4. Copia della comunicazione di cui al comma 2 e della
ricevuta del versamento di cui al comma 3 devono essere
contestualmente inviate all’Ufficio provinciale del lavoro
e della massima occupazione.
5. Entro sette giorni dalla data del ricevimento della
comunicazione di cui al comma 2, a richiesta delle
rappresentanze sindacali aziendali e delle rispettive
associazioni si procede ad un esame congiunto tra le parti,
allo scopo di esaminare le cause che hanno contribuito a
determinare l’eccedenza del personale e le possibilita’ di
utilizzazione diversa di tale personale, o di una sua
parte, nell’ambito della stessa impresa, anche mediante
contratti di solidarieta’ e forme flessibili di gestione
del tempo di lavoro.
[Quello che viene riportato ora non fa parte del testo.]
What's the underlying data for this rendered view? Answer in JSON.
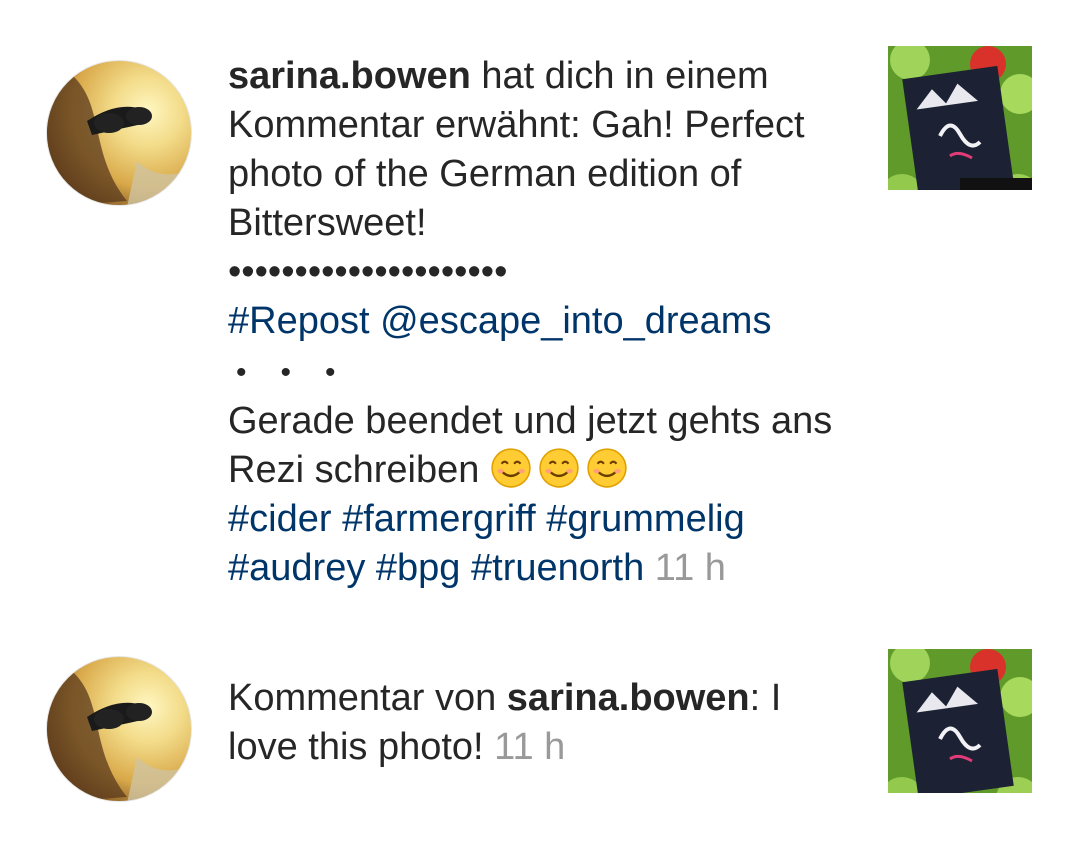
{
  "notifications": [
    {
      "username": "sarina.bowen",
      "text_after_user": " hat dich in einem Kommentar erwähnt: Gah! Perfect photo of the German edition of Bittersweet!",
      "bullets": "•••••••••••••••••••••",
      "tag_repost": "#Repost",
      "mention": "@escape_into_dreams",
      "bullets_small": "•••",
      "body": "Gerade beendet und jetzt gehts ans Rezi schreiben ",
      "tags": [
        "#cider",
        "#farmergriff",
        "#grummelig",
        "#audrey",
        "#bpg",
        "#truenorth"
      ],
      "time": "11 h"
    },
    {
      "prefix": "Kommentar von ",
      "username": "sarina.bowen",
      "text_after_user": ": I love this photo!",
      "time": "11 h"
    }
  ]
}
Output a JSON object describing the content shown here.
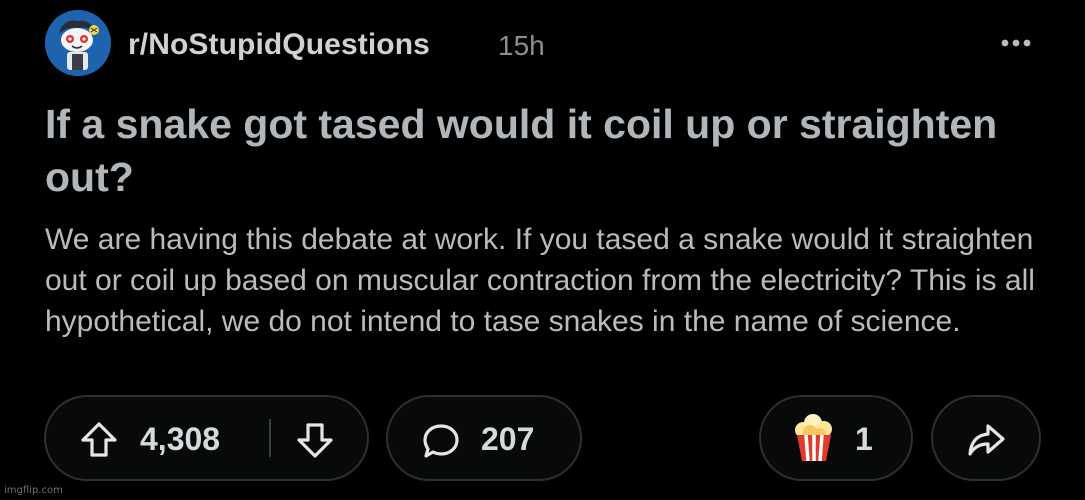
{
  "post": {
    "subreddit": "r/NoStupidQuestions",
    "age": "15h",
    "title": "If a snake got tased would it coil up or straighten out?",
    "body": "We are having this debate at work. If you tased a snake would it straighten out or coil up based on muscular contraction from the electricity? This is all hypothetical, we do not intend to tase snakes in the name of science."
  },
  "actions": {
    "upvote_icon": "upvote-arrow-icon",
    "downvote_icon": "downvote-arrow-icon",
    "score": "4,308",
    "comment_icon": "comment-bubble-icon",
    "comments": "207",
    "award_icon": "popcorn-icon",
    "awards": "1",
    "share_icon": "share-arrow-icon",
    "more_icon": "more-dots-icon"
  },
  "colors": {
    "background": "#000000",
    "pill_border": "#2c2f33",
    "avatar_bg": "#1e63ad",
    "text_primary": "#d7dadc",
    "text_muted": "#8b8e92"
  },
  "watermark": "imgflip.com"
}
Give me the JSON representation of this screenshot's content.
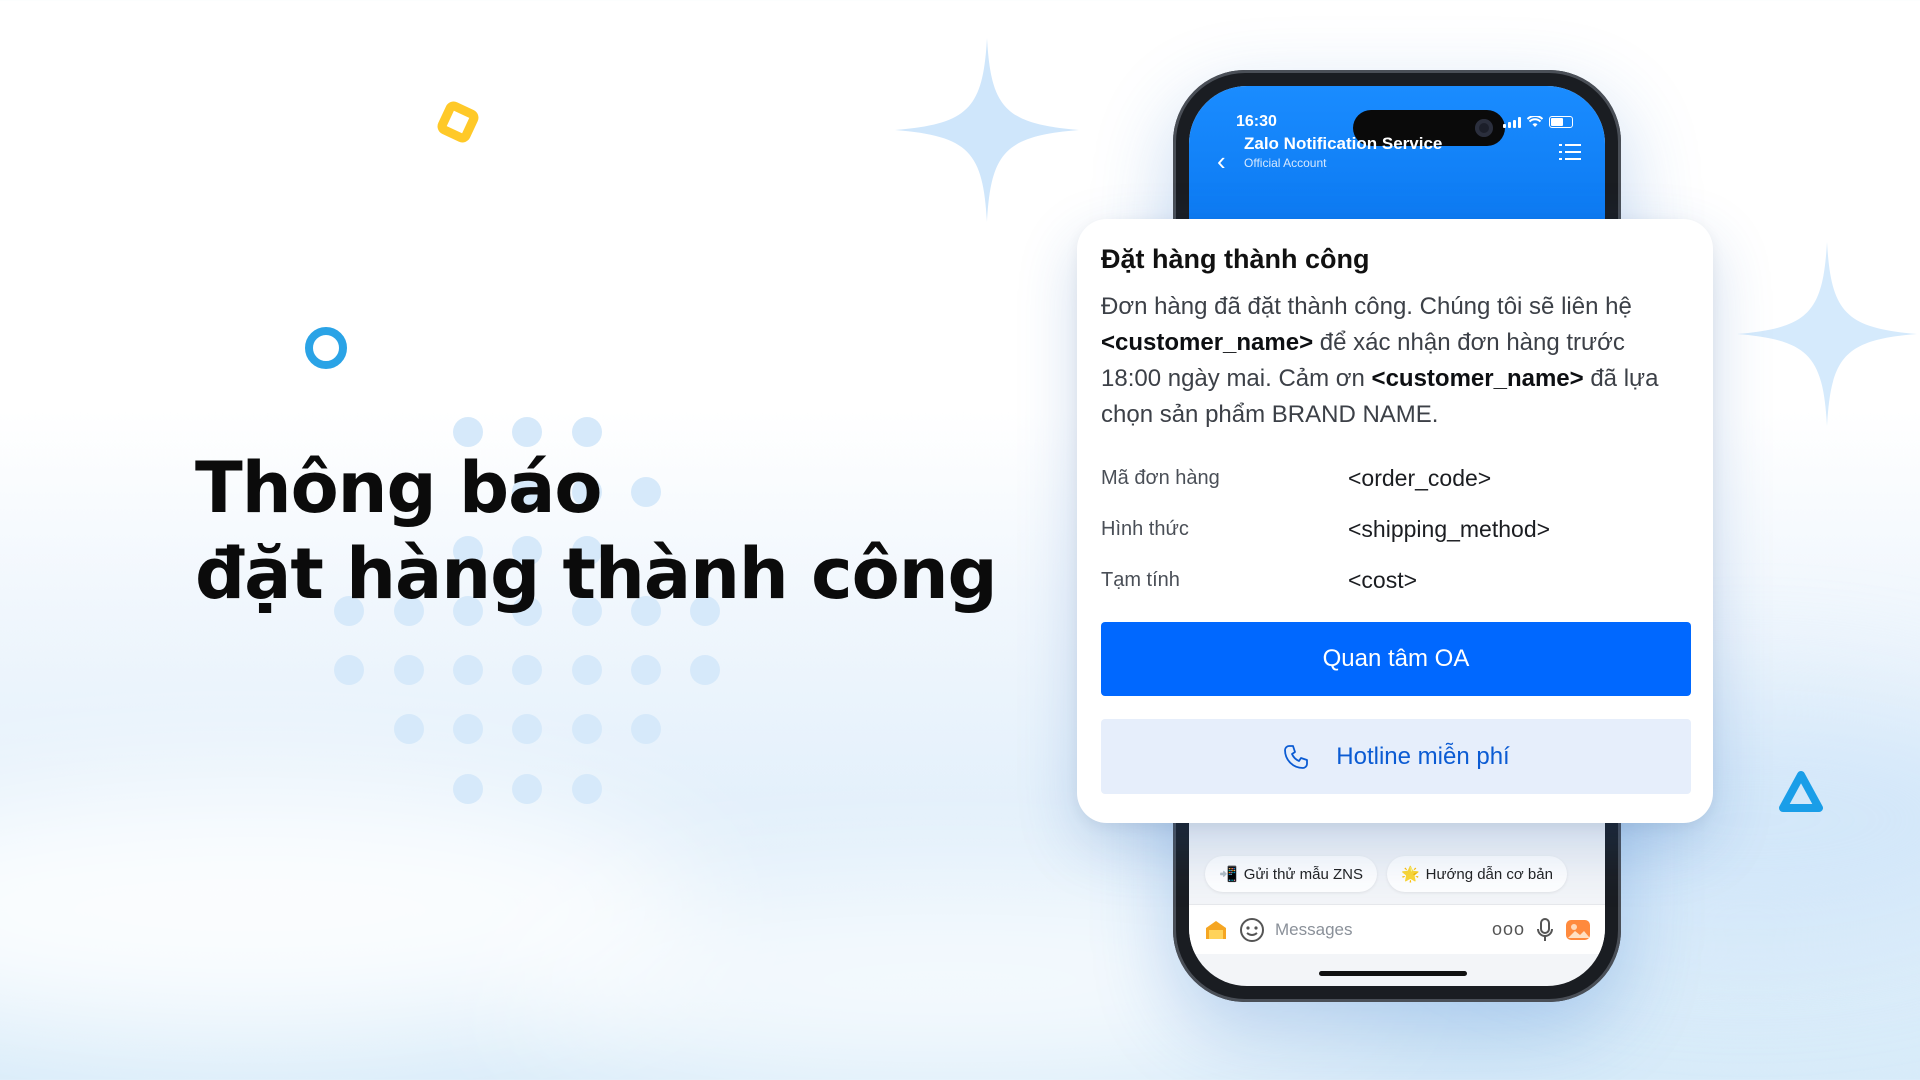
{
  "headline": {
    "line1": "Thông báo",
    "line2": "đặt hàng thành công"
  },
  "phone": {
    "status_time": "16:30",
    "oa_name": "Zalo Notification Service",
    "oa_subtitle": "Official Account",
    "quick_replies": [
      {
        "icon": "phone-send-icon",
        "label": "Gửi thử mẫu ZNS"
      },
      {
        "icon": "sparkle-icon",
        "label": "Hướng dẫn cơ bản"
      }
    ],
    "input_placeholder": "Messages"
  },
  "card": {
    "title": "Đặt hàng thành công",
    "body": {
      "part1": "Đơn hàng đã đặt thành công. Chúng tôi sẽ liên hệ ",
      "name1": "<customer_name>",
      "part2": " để xác nhận đơn hàng trước 18:00 ngày mai. Cảm ơn ",
      "name2": "<customer_name>",
      "part3": " đã lựa chọn sản phẩm BRAND NAME."
    },
    "fields": [
      {
        "key": "Mã đơn hàng",
        "value": "<order_code>"
      },
      {
        "key": "Hình thức",
        "value": "<shipping_method>"
      },
      {
        "key": "Tạm tính",
        "value": "<cost>"
      }
    ],
    "primary_button": "Quan tâm OA",
    "secondary_button": "Hotline miễn phí"
  },
  "colors": {
    "zalo_blue": "#0068ff",
    "header_blue": "#1a8cff",
    "secondary_bg": "#e6eefb",
    "deco_yellow": "#ffc928",
    "deco_blue": "#2aa3e6",
    "dot_blue": "#d6e9fa"
  }
}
Qualora non sia possibile evitare la
riduzione di personale, e’ esaminata la possibilita’ di
ricorrere a misure sociali di accompagnamento intese, in
particolare, a facilitare la riqualificazione e la
riconversione dei lavoratori licenziati. I rappresentanti
sindacali dei lavoratori possono farsi assistere, ove lo
ritengano opportuno, da esperti.
6. La procedura di cui al comma 5 deve essere esaurita
entro quarantacinque giorni dalla data del ricevimento
della comunicazione dell’impresa. Quest’ultima da’
all’Ufficio provinciale del lavoro e della massima
occupazione comunicazione scritta sul risultato della
consultazione e sui motivi del suo eventuale esito
negativo. Analoga comunicazione scritta puo’ essere inviata
dalle associazioni sindacali dei lavoratori.
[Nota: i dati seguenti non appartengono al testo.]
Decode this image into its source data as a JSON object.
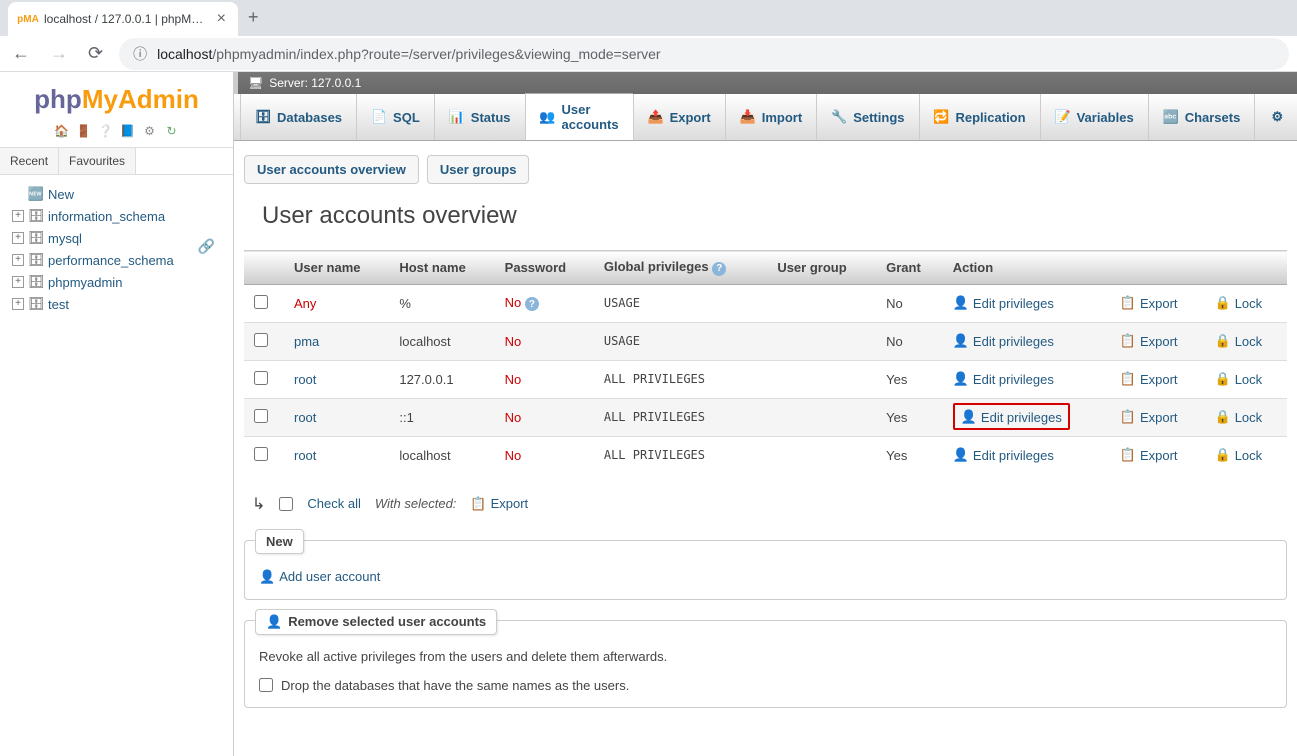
{
  "browser": {
    "tab_title": "localhost / 127.0.0.1 | phpMyAdmin",
    "url_host": "localhost",
    "url_path": "/phpmyadmin/index.php?route=/server/privileges&viewing_mode=server"
  },
  "sidebar": {
    "tabs": {
      "recent": "Recent",
      "favourites": "Favourites"
    },
    "new_label": "New",
    "databases": [
      "information_schema",
      "mysql",
      "performance_schema",
      "phpmyadmin",
      "test"
    ]
  },
  "server_bar": {
    "label": "Server: 127.0.0.1"
  },
  "top_tabs": [
    "Databases",
    "SQL",
    "Status",
    "User accounts",
    "Export",
    "Import",
    "Settings",
    "Replication",
    "Variables",
    "Charsets"
  ],
  "sub_tabs": {
    "overview": "User accounts overview",
    "groups": "User groups"
  },
  "page_title": "User accounts overview",
  "table": {
    "headers": {
      "username": "User name",
      "hostname": "Host name",
      "password": "Password",
      "global": "Global privileges",
      "usergroup": "User group",
      "grant": "Grant",
      "action": "Action"
    },
    "action_labels": {
      "edit": "Edit privileges",
      "export": "Export",
      "lock": "Lock"
    },
    "rows": [
      {
        "user": "Any",
        "is_any": true,
        "host": "%",
        "password": "No",
        "pw_help": true,
        "privileges": "USAGE",
        "usergroup": "",
        "grant": "No",
        "highlight": false
      },
      {
        "user": "pma",
        "is_any": false,
        "host": "localhost",
        "password": "No",
        "pw_help": false,
        "privileges": "USAGE",
        "usergroup": "",
        "grant": "No",
        "highlight": false
      },
      {
        "user": "root",
        "is_any": false,
        "host": "127.0.0.1",
        "password": "No",
        "pw_help": false,
        "privileges": "ALL PRIVILEGES",
        "usergroup": "",
        "grant": "Yes",
        "highlight": false
      },
      {
        "user": "root",
        "is_any": false,
        "host": "::1",
        "password": "No",
        "pw_help": false,
        "privileges": "ALL PRIVILEGES",
        "usergroup": "",
        "grant": "Yes",
        "highlight": true
      },
      {
        "user": "root",
        "is_any": false,
        "host": "localhost",
        "password": "No",
        "pw_help": false,
        "privileges": "ALL PRIVILEGES",
        "usergroup": "",
        "grant": "Yes",
        "highlight": false
      }
    ]
  },
  "check_all": {
    "label": "Check all",
    "with_selected": "With selected:",
    "export": "Export"
  },
  "new_panel": {
    "title": "New",
    "add_user": "Add user account"
  },
  "remove_panel": {
    "title": "Remove selected user accounts",
    "text": "Revoke all active privileges from the users and delete them afterwards.",
    "drop_label": "Drop the databases that have the same names as the users."
  }
}
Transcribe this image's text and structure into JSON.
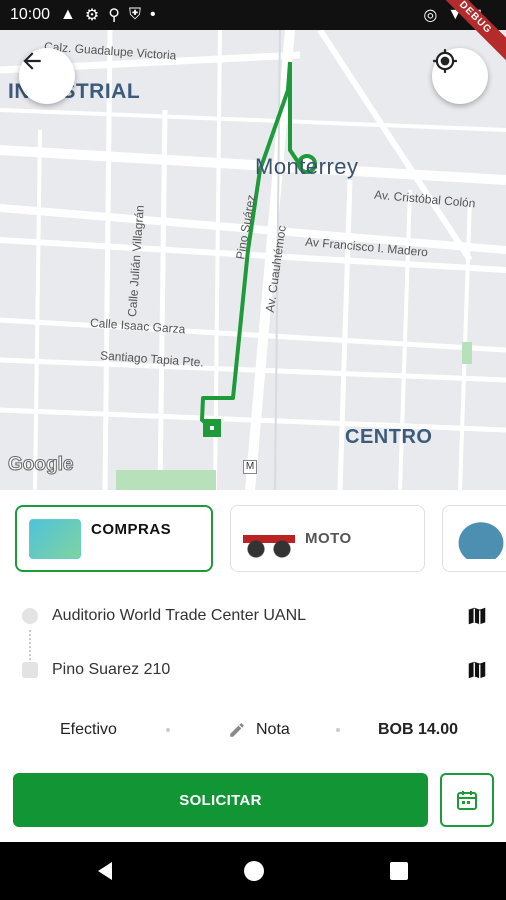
{
  "status_bar": {
    "time": "10:00",
    "debug_label": "DEBUG"
  },
  "map": {
    "streets": [
      "Calz. Guadalupe Victoria",
      "Av. Cristóbal Colón",
      "Pino Suárez",
      "Av Francisco I. Madero",
      "Av. Cuauhtémoc",
      "Calle Julián Villagrán",
      "Calle Isaac Garza",
      "Santiago Tapia Pte."
    ],
    "areas": {
      "industrial": "INDUSTRIAL",
      "monterrey": "Monterrey",
      "centro": "CENTRO"
    },
    "google_logo": "Google",
    "metro_badge": "M",
    "route_color": "#1e9a3b"
  },
  "controls": {
    "back_icon": "arrow-left-icon",
    "locate_icon": "my-location-icon"
  },
  "services": [
    {
      "label": "COMPRAS",
      "selected": true
    },
    {
      "label": "MOTO",
      "selected": false
    },
    {
      "label": "",
      "selected": false
    }
  ],
  "route": {
    "origin": "Auditorio World Trade Center UANL",
    "destination": "Pino Suarez 210"
  },
  "options": {
    "payment": "Efectivo",
    "note": "Nota",
    "price": "BOB 14.00"
  },
  "actions": {
    "request": "SOLICITAR"
  },
  "colors": {
    "primary": "#129535"
  }
}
7. Qualora non sia stato raggiunto l’accordo, il
direttore dell’Ufficio provinciale del lavoro e della
massima occupazione convoca le parti al fine di un
ulteriore esame delle materie di cui al comma 5, anche
formulando proposte per la realizzazione di un accordo.
Tale esame deve comunque esaurirsi entro trenta giorni dal
ricevimento da parte dell’Ufficio provinciale del lavoro e
della massima occupazione della comunicazione dell’impresa
prevista al comma 6.
8. Qualora il numero dei lavoratori interessati dalla
procedura di mobilita’ sia inferiore a dieci, i termini di
cui ai commi 6 e 7 sono ridotti alla meta’.
9.Raggiunto l’accordo sindacale ovvero esaurita la
procedura di cui ai commi 6, 7 e 8, l’impresa ha facolta’
di collocare in mobilita’ gli impiegati, gli operai e i
quadri eccedenti, comunicando per iscritto a ciascuno di
essi il recesso, nel rispetto dei termini di preavviso.
Entro sette giorni dalla comunicazione dei recessi,
l’elenco dei lavoratori collocati in mobilita’, con
l’indicazione per ciascun soggetto del nominativo, del
luogo di residenza, della qualifica, del livello di
inquadramento, dell’eta’, del carico di famiglia, nonche’
con puntuale indicazione delle modalita’ con le quali sono
stati applicati i criteri di scelta di cui all’articolo 5,
comma 1, deve essere comunicato per iscritto all’Ufficio
regionale del lavoro e della massima occupazione
competente, alla Commissione regionale per l’impiego e alle
associazioni di categoria di cui al comma 2.
10. Nel caso in cui l’impresa rinunci a collocare in
mobilita’ i lavoratori o ne collochi un numero inferiore a
quello risultante dalla comunicazione di cui al comma 2, la
stessa procede al recupero delle somme pagate in eccedenza
rispetto a quella dovuta ai sensi dell’articolo 5, comma 4,
mediante conguaglio con i contributi dovuti all’INPS, da
effettuarsi con il primo versamento utile successivo alla
data di determinazione del numero dei lavoratori posti in
mobilita’.
11. Gli accordi sindacali stipulati nel corso delle
procedure di cui al presente articolo, che prevedano il
riassorbimento totale o parziale dei lavoratori ritenuti
eccedenti, possono stabilire, anche in deroga al secondo
comma dell’articolo 2103 del codice civile, la loro
assegnazione a mansioni diverse da quelle svolte .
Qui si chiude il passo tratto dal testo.